Traceback (most recent call last):
  File "test_my_operator.py", line 169, in build_func
    graph, lib, module_params = relay.build(mod, target=target, params=params)
  File "/tvm/relay/build_module.py", line 252, in build
    graph_json, mod, params = bld_mod.build(mod, target, target_host, params)
  File "/tvm/relay/build_module.py", line 121, in build
    self._build(mod, target, target_host)
  File "/tvm/_ffi/_ctypes/packed_func.py", line 225, in __call__
    raise get_last_ffi_error()
tvm._ffi.base.TVMError: Traceback (most recent call last):
  [bt] (8) /tvm/build/libtvm.so(tvm::relay::backend::GraphRuntimeCodegen::VisitExpr_(tvm::relay::CallNode const*)+0xec2) [0x7f6513756c72]
  [bt] (7) /tvm/build/libtvm.so(+0xc9fa8d) [0x7f6513729a8d]
  [bt] (6) /tvm/build/libtvm.so(tvm::relay::CompileEngineImpl::LowerInternal(tvm::relay::CCacheKey const&)+0x78c) [0x7f651373946c]
  [bt] (5) /tvm/build/libtvm.so(tvm::relay::ScheduleGetter::Create(tvm::relay::Function const&)+0x574) [0x7f65137319e4]
  [bt] (4) /tvm/build/libtvm.so(tvm::relay::backend::MemoizedExprTranslator<tvm::runtime::Array<tvm::te::Tensor, void> >::VisitExpr(tvm::RelayExpr const&)+0xb3) [0x7f6513735493]
  [bt] (3) /tvm/build/libtvm.so(tvm::relay::ExprFunctor<tvm::runtime::Array<tvm::te::Tensor, void> (tvm::RelayExpr const&)>::VisitExpr(tvm::RelayExpr const&)+0x91) [0x7f6513733a61]
  [bt] (2) /tvm/build/libtvm.so(tvm::relay::ExprFunctor<tvm::runtime::Array<tvm::te::Tensor, void> (tvm::RelayExpr const&)>::InitVTable()::{lambda(tvm::runtime::ObjectRef const&, tvm::relay::ExprFunctor<tvm::runtime::Array<tvm::te::Tensor, void> (tvm::RelayExpr const&)>*)#6}::_FUN(tvm::runtime::ObjectRef const&, tvm::relay::ExprFunctor<tvm::runtime::Array<tvm::te::Tensor, void> (tvm::RelayExpr const&)>*)+0x27) [0x7f651372a407]
  [bt] (1) /tvm/build/libtvm.so(tvm::relay::ScheduleGetter::VisitExpr_(tvm::relay::CallNode const*)+0x546) [0x7f65137305d6]
  [bt] (0) /tvm/build/libtvm.so(+0xe3019b) [0x7f65138ba19b]
  File "/tvm/_ffi/_ctypes/packed_func.py", line 78, in cfun
    rv = local_pyfunc(*pyargs)
  File "/tvm/relay/backend/compile_engine.py", line 257, in lower_call
    op, call.attrs, inputs, ret_type, target)
  File "/tvm/relay/backend/compile_engine.py", line 202, in select_implementation
    outs = impl.compute(attrs, inputs, out_type)
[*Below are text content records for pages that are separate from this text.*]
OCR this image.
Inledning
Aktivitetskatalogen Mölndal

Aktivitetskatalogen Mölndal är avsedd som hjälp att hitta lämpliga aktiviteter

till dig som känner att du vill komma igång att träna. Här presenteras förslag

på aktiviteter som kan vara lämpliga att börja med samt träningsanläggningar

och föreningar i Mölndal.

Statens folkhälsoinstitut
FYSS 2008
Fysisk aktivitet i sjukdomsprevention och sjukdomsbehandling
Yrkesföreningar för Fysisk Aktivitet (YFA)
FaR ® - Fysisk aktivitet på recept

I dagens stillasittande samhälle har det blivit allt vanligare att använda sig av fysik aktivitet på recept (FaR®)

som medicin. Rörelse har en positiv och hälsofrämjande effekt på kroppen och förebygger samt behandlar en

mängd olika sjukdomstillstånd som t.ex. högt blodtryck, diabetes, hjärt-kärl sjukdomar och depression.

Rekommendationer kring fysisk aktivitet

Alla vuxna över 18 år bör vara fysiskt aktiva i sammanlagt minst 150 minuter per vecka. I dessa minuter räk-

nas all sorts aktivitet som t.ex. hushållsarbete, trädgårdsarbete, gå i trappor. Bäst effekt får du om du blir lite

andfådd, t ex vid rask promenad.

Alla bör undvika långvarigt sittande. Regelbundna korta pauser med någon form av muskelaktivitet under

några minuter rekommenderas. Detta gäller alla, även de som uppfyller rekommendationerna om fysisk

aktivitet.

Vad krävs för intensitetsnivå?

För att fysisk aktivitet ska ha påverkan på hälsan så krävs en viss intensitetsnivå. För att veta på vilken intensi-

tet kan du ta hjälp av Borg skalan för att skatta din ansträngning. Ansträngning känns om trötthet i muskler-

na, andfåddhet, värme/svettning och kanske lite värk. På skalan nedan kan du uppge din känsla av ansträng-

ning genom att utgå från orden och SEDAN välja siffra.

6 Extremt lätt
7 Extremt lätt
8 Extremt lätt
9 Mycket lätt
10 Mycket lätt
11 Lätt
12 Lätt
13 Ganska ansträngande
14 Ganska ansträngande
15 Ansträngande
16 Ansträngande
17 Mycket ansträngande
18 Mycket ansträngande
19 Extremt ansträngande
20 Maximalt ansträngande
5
  File "/tvm/relay/op/op.py", line 89, in compute
    return _OpImplementationCompute(self, attrs, inputs, out_type)
  File "/tvm/_ffi/_ctypes/packed_func.py", line 225, in __call__
    raise get_last_ffi_error()
  [bt] (3) /tvm/build/libtvm.so(TVMFuncCall+0x65) [0x7f65138be495]
  [bt] (2) /tvm/build/libtvm.so(+0xd64828) [0x7f65137ee828]
  [bt] (1) /tvm/build/libtvm.so(tvm::relay::OpImplementation::Compute(tvm::Attrs const&, tvm::runtime::Array<tvm::te::Tensor, void> const&, tvm::Type const&)+0xb1) [0x7f65137ee5f1]
  [bt] (0) /tvm/build/libtvm.so(+0xe3019b) [0x7f65138ba19b]
  File "/tvm/_ffi/_ctypes/packed_func.py", line 78, in cfun
    rv = local_pyfunc(*pyargs)
  File "my_operator.py", line 87, in compute_impl
    return [compute_fn(data)]
  File "/tvm/autotvm/task/topi_integration.py", line 155, in wrapper
    cfg = DispatchContext.current.query(tgt, workload)
  File "/tvm/autotvm/task/dispatcher.py", line 72, in query
    ret = self._query_inside(target, workload)
  File "/tvm/autotvm/task/dispatcher.py", line 419, in _query_inside
    assert wkl == workload
TVMError: AssertionError

The graph tuning log file has the entries in the right order (op0, then op1), but for some reason when dispatch context ApplyGraphBest query_inside(…) is called the first time, it is called with the workload of op1 (instead of None) and this triggers the workload mismatch error because the dispatch first points to the workload of op0.

Any ideas where this might be coming from? This isn’t caused by old / stale entries in the graph log file since I remove tuning logs before every run. Could it be a cached entry somewhere in the vicinity of the compile engine or the module builder which is wrongly attached to op1 instead of op0 or vice versa?